Now a professor of playwriting at Emory University, Belflower wants to do more. “Educational spaces are so untapped as resources for new play development. I’m trying to get more of my playwright friends to come develop work at Emory, to use our spaces, and to use our students and local theater actors,” she says.
Her enthusiasm for working with college students and in university spaces has roots in her time at The University of Texas. MFA playwriting students work with undergraduate actors to produce original plays for the biennial Cohen New Works Festival and annual UT New Theatre Festival. “I remember, some of the other playwrights were like, ‘Well, I really need two 60-year-old actors,’ and I was like, ‘Well, all of my characters are teenagers, so this works out great for me,’” Belflower laughs.
Kirk Lynn, BA ’93, MFA ’04, Life Member, an associate professor of playwriting and directing at UT, says that in the Cohen New Works Festival, “the students themselves select the work.” When Belflower was a student, he recalls, she collaborated on a piece that centered on young women’s fandom, and the ways girls’ interests are often dismissed. Fittingly, it was “a piece that maybe a bunch of grumpy old men professors would not have picked for the season,” Lynn recalls, but through the process of selecting and developing works that spoke to their shared experiences, “the students found their own voice; they learned to write about the community they wanted to speak to.”
John Proctor is the Villain still had to go through a metaphorical crucible before reaching Broadway. And as the play developed, it changed. “At the first production, the play had an intermission, then in the second production, I was still revising, and I cut 15 minutes, so we didn’t have to take an intermission anymore,” Belflower says. “There are entire scenes that have been cut.
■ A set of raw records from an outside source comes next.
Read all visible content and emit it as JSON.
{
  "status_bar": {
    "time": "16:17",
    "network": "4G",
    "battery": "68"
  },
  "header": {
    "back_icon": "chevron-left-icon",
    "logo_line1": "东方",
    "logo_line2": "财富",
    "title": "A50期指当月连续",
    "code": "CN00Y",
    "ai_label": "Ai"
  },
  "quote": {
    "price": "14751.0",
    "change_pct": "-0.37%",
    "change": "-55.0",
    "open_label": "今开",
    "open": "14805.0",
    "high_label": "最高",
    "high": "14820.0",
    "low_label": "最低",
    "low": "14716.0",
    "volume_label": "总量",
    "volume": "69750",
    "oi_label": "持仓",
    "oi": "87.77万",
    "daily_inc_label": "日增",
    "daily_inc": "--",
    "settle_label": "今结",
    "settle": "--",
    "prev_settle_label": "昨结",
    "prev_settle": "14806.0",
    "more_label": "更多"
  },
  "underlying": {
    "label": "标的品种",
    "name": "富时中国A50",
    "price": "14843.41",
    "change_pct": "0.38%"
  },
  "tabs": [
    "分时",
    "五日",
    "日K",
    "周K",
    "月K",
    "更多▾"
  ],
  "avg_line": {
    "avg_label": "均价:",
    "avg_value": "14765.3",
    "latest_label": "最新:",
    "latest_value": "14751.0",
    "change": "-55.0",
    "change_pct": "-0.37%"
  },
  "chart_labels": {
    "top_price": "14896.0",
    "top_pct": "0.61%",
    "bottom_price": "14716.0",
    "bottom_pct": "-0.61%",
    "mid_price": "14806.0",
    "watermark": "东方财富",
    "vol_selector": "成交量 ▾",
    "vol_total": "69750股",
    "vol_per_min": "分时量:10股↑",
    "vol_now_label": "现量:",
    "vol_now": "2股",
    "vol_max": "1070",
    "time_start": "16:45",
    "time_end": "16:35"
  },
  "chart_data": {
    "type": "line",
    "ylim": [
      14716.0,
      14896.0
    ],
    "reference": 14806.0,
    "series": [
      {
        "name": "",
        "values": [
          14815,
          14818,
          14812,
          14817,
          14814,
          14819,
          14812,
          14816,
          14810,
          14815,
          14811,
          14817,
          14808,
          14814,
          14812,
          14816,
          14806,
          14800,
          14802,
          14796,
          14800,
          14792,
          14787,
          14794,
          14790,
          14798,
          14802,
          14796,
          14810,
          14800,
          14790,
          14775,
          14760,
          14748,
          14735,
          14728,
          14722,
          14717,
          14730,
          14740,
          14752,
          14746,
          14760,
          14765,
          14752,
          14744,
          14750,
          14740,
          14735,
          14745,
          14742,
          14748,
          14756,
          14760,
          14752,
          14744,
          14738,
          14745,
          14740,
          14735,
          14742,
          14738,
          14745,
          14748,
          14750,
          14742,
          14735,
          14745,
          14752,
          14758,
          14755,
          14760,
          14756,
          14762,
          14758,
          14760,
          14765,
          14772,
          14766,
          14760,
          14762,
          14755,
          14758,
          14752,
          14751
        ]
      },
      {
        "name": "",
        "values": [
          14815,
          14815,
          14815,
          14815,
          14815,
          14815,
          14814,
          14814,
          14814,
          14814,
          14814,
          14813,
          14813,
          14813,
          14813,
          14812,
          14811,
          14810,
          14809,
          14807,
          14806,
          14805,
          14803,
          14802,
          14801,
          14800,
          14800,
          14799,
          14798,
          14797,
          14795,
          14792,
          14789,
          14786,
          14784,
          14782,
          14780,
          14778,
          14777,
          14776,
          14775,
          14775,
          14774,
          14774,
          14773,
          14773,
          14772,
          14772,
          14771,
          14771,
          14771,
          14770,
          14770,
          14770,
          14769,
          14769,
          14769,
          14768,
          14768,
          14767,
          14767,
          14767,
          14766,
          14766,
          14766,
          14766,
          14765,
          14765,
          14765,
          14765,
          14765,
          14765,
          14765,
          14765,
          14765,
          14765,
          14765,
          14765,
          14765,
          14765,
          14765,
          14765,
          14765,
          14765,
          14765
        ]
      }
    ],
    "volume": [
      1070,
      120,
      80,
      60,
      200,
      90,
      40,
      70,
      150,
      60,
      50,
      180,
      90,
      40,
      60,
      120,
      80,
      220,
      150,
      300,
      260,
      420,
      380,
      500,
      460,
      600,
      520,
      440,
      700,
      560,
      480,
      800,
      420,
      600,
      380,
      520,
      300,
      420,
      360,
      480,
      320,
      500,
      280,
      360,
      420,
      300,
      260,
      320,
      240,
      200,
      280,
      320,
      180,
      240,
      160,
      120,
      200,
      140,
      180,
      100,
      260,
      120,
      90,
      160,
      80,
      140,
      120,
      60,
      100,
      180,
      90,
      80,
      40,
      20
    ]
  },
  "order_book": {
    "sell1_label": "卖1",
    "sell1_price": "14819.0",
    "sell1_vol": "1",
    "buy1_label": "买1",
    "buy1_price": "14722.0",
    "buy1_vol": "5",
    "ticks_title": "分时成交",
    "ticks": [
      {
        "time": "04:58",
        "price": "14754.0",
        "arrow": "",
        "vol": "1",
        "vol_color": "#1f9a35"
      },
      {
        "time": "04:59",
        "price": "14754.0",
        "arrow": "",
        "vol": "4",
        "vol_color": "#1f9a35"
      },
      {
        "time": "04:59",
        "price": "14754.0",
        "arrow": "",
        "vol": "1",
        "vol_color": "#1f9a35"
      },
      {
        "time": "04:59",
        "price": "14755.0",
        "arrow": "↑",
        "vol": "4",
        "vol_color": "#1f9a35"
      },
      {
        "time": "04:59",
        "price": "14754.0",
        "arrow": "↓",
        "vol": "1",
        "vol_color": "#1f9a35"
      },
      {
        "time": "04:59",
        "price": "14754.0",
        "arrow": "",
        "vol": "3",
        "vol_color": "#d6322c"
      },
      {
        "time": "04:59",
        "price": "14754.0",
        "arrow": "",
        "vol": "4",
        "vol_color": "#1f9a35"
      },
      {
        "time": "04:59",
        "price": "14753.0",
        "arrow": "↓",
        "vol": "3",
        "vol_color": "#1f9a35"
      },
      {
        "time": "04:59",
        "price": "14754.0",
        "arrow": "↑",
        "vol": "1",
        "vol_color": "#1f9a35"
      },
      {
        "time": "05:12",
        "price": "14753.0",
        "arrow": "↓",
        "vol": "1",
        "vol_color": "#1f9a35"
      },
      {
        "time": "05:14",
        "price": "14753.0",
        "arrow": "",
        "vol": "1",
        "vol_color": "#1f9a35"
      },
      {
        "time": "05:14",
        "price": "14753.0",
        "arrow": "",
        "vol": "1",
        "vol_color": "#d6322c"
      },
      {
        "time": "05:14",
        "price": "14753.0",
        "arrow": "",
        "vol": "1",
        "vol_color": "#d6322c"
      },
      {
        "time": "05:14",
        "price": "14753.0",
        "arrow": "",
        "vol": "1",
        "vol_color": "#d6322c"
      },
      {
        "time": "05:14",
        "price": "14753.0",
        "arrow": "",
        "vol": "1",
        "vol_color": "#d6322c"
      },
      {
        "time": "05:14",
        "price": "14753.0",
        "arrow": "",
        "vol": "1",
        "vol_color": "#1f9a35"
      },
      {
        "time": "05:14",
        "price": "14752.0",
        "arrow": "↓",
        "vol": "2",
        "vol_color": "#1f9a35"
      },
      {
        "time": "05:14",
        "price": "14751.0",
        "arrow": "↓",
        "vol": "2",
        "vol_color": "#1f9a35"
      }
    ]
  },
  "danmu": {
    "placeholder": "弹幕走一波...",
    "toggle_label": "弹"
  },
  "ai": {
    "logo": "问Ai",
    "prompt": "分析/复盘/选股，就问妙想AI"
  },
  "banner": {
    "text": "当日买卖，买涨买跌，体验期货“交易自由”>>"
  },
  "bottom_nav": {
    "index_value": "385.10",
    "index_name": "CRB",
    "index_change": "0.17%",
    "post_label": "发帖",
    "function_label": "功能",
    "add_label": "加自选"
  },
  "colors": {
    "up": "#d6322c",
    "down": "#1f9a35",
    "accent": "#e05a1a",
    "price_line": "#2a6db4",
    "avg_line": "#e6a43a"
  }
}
There are character arcs that have been really refined and changed.”
Then, the pandemic surged, and the theater industry all but shuttered. “There was this moment when professional theater was in this really precarious situation where we didn’t know when things were going to come back or how much they were going to come back,” Belflower says. “And it felt very scary.”
But college campuses were reopening, and theater programs needed work to produce. Even before the pandemic, word had spread among educational theater spaces that John Proctor is the Villain was a timely play with a lot of roles for young people.
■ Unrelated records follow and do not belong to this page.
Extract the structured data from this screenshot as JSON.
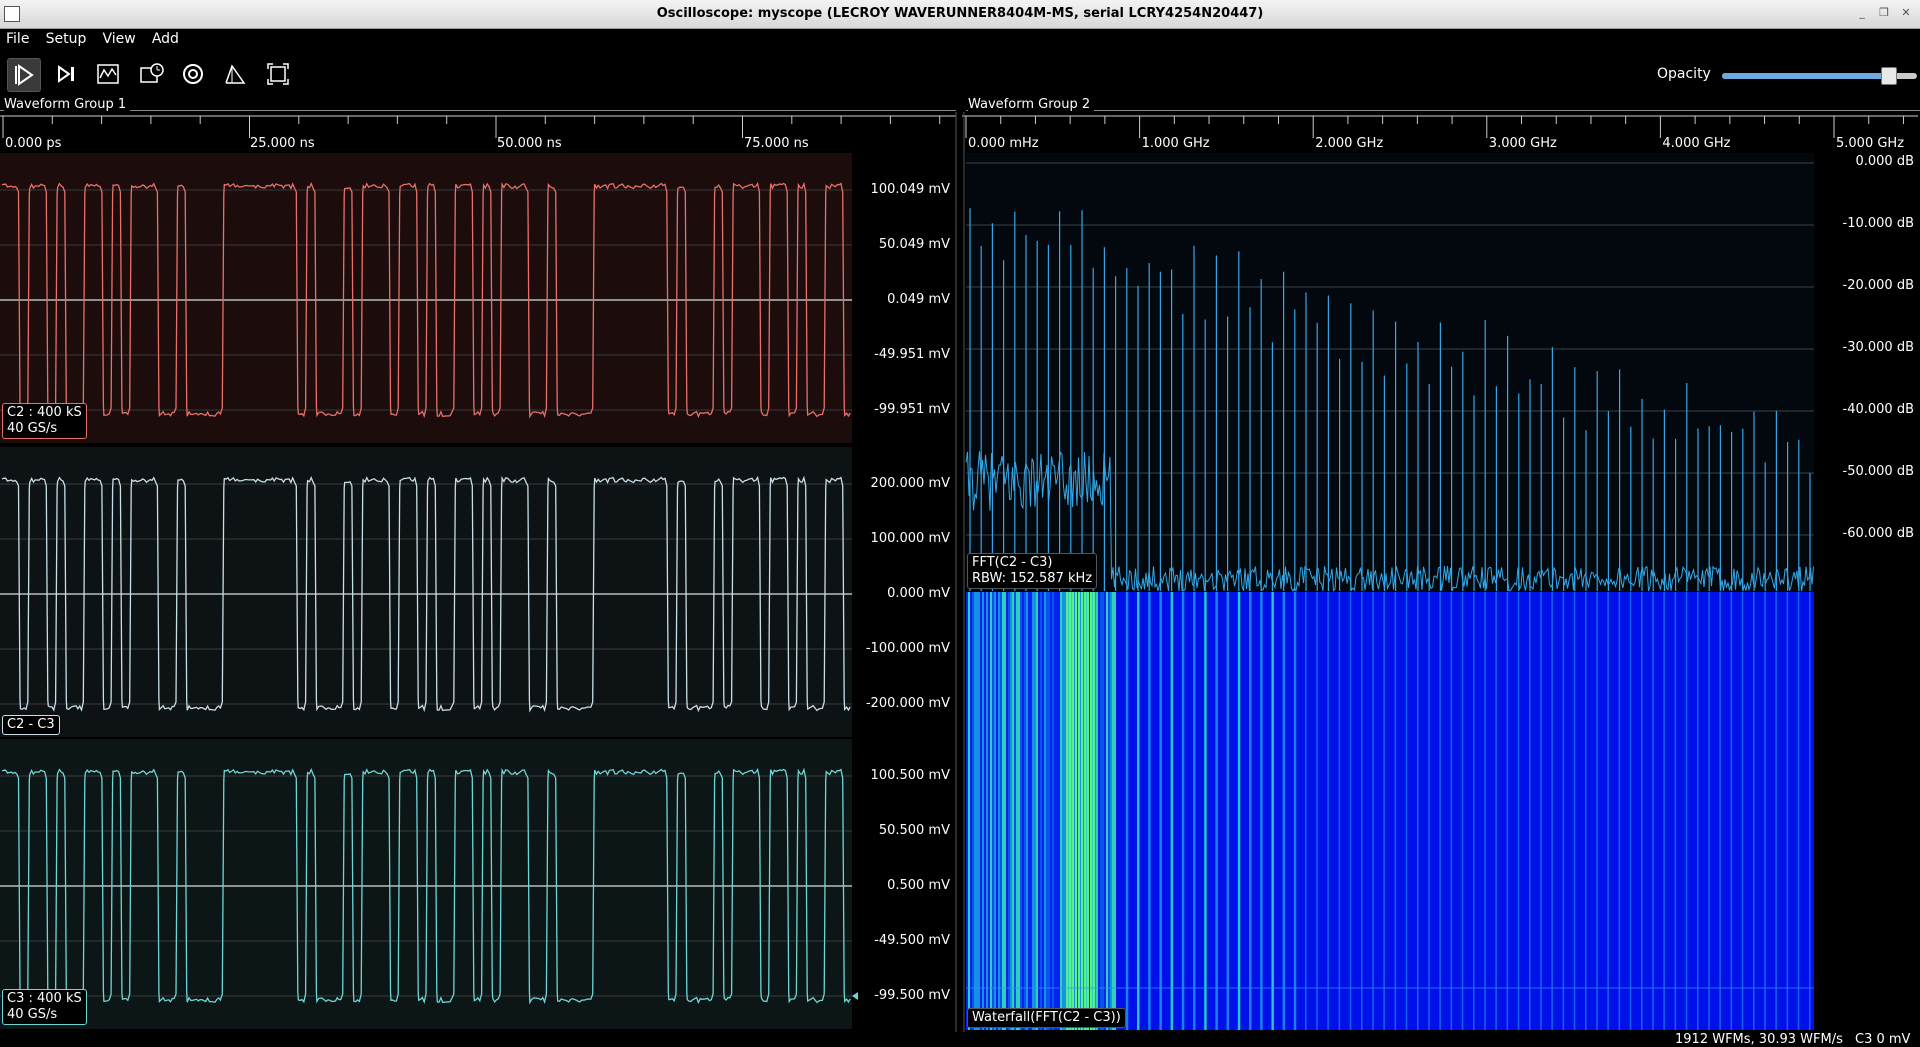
{
  "window": {
    "title": "Oscilloscope: myscope (LECROY WAVERUNNER8404M-MS, serial LCRY4254N20447)"
  },
  "menu": [
    "File",
    "Setup",
    "View",
    "Add"
  ],
  "toolbar": {
    "buttons": [
      {
        "name": "start-trigger-button-icon",
        "active": true
      },
      {
        "name": "single-trigger-button-icon",
        "active": false
      },
      {
        "name": "force-trigger-button-icon",
        "active": false
      },
      {
        "name": "history-button-icon",
        "active": false
      },
      {
        "name": "refresh-button-icon",
        "active": false
      },
      {
        "name": "measure-button-icon",
        "active": false
      },
      {
        "name": "fullscreen-button-icon",
        "active": false
      }
    ],
    "opacity_label": "Opacity",
    "opacity_value": 0.85
  },
  "group1": {
    "title": "Waveform Group 1",
    "ticks": [
      "0.000 ps",
      "25.000 ns",
      "50.000 ns",
      "75.000 ns"
    ],
    "channels": [
      {
        "label1": "C2 : 400 kS",
        "label2": "40 GS/s",
        "color": "#e8706a",
        "bg": "#1c0c0c",
        "ylabels": [
          "100.049 mV",
          "50.049 mV",
          "0.049 mV",
          "-49.951 mV",
          "-99.951 mV"
        ]
      },
      {
        "label1": "C2 - C3",
        "label2": "",
        "color": "#c8dfe8",
        "bg": "#0d1214",
        "ylabels": [
          "200.000 mV",
          "100.000 mV",
          "0.000 mV",
          "-100.000 mV",
          "-200.000 mV"
        ]
      },
      {
        "label1": "C3 : 400 kS",
        "label2": "40 GS/s",
        "color": "#6fd6d6",
        "bg": "#0c1616",
        "ylabels": [
          "100.500 mV",
          "50.500 mV",
          "0.500 mV",
          "-49.500 mV",
          "-99.500 mV"
        ]
      }
    ]
  },
  "group2": {
    "title": "Waveform Group 2",
    "ticks": [
      "0.000 mHz",
      "1.000 GHz",
      "2.000 GHz",
      "3.000 GHz",
      "4.000 GHz",
      "5.000 GHz"
    ],
    "ylabels": [
      "0.000 dB",
      "-10.000 dB",
      "-20.000 dB",
      "-30.000 dB",
      "-40.000 dB",
      "-50.000 dB",
      "-60.000 dB"
    ],
    "fft_label1": "FFT(C2 - C3)",
    "fft_label2": "RBW: 152.587 kHz",
    "waterfall_label": "Waterfall(FFT(C2 - C3))",
    "spectrum_color": "#35a7e6"
  },
  "status": {
    "wfms": "1912 WFMs, 30.93 WFM/s",
    "trigger": "C3 0 mV"
  }
}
With inquiries from colleges coming in, and professional theater on pause, Belflower decided to “open the floodgates and let schools do it.” In doing so, she bucked the usual route of withholding the rights to the script until a professional production had been staged. Her play didn’t premiere in a professional theater until 2022, when it was staged by the Studio Theatre in Washington, D.C.
Belflower has no regrets. “Everything felt so undependable back then, and I think it ended up being the best thing for the play,” she says. “Being on Broadway now, almost every time I go to see the play, I meet someone who worked on it at their college, or at their high school, or they saw a local college production, and it’s built this grassroots fan base.”
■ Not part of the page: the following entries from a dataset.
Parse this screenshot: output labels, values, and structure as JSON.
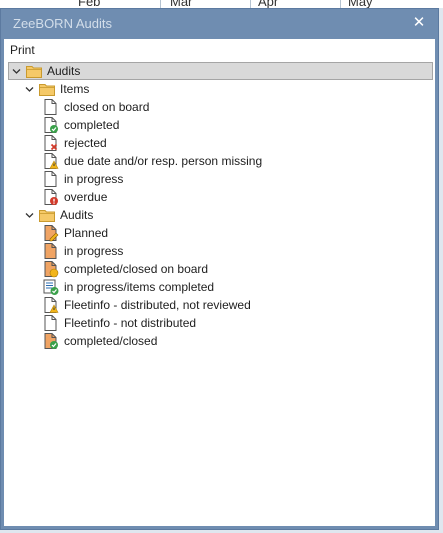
{
  "background": {
    "months": [
      "Feb",
      "Mar",
      "Apr",
      "May"
    ]
  },
  "window": {
    "title": "ZeeBORN Audits",
    "close_glyph": "✕"
  },
  "menu": {
    "print_label": "Print"
  },
  "tree": {
    "root": {
      "label": "Audits",
      "icon": "folder-icon",
      "expanded": true
    },
    "groups": [
      {
        "label": "Items",
        "icon": "folder-icon",
        "expanded": true,
        "children": [
          {
            "label": "closed on board",
            "icon": "document-icon"
          },
          {
            "label": "completed",
            "icon": "document-green-check-icon"
          },
          {
            "label": "rejected",
            "icon": "document-red-x-icon"
          },
          {
            "label": "due date and/or resp. person missing",
            "icon": "document-warning-icon"
          },
          {
            "label": "in progress",
            "icon": "document-icon"
          },
          {
            "label": "overdue",
            "icon": "document-red-alert-icon"
          }
        ]
      },
      {
        "label": "Audits",
        "icon": "folder-icon",
        "expanded": true,
        "children": [
          {
            "label": "Planned",
            "icon": "orange-document-pencil-icon"
          },
          {
            "label": "in progress",
            "icon": "orange-document-icon"
          },
          {
            "label": "completed/closed on board",
            "icon": "orange-document-yellow-circle-icon"
          },
          {
            "label": "in progress/items completed",
            "icon": "list-document-green-check-icon"
          },
          {
            "label": "Fleetinfo - distributed, not reviewed",
            "icon": "document-warning-icon"
          },
          {
            "label": "Fleetinfo - not distributed",
            "icon": "document-icon"
          },
          {
            "label": "completed/closed",
            "icon": "orange-document-green-check-icon"
          }
        ]
      }
    ]
  },
  "colors": {
    "titlebar": "#6f8db1",
    "folder": "#f5c968",
    "folder_stroke": "#c99a2e",
    "status_green": "#3aa04a",
    "status_red": "#d23a2a",
    "warning_yellow": "#f2b51a",
    "orange_doc": "#f0a464"
  }
}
Belflower isn’t surprised that the play resonates with national audiences. “It’s been done in schools in the south and the west, in New England—I think that clued me in that it was going to work with a broader commercial audience.”
Indeed, the play opens a national conversation. Just as the characters in the play are processing #MeToo through the lens of The Crucible, Belflower’s John Proctor is the Villain offers an opportunity to process unfolding moments in American culture through fiction by raising questions about “interesting and chilling instances of history repeating itself.”
It’s this kind of exploration and questioning that the UT playwriting program champions. “The central tenet of the playwriting program is that we’re inquiry-based,” says Lynn. “We don’t teach that there’s one way to write plays. Rather, we help the students form the kind of questions that they want to answer artistically.”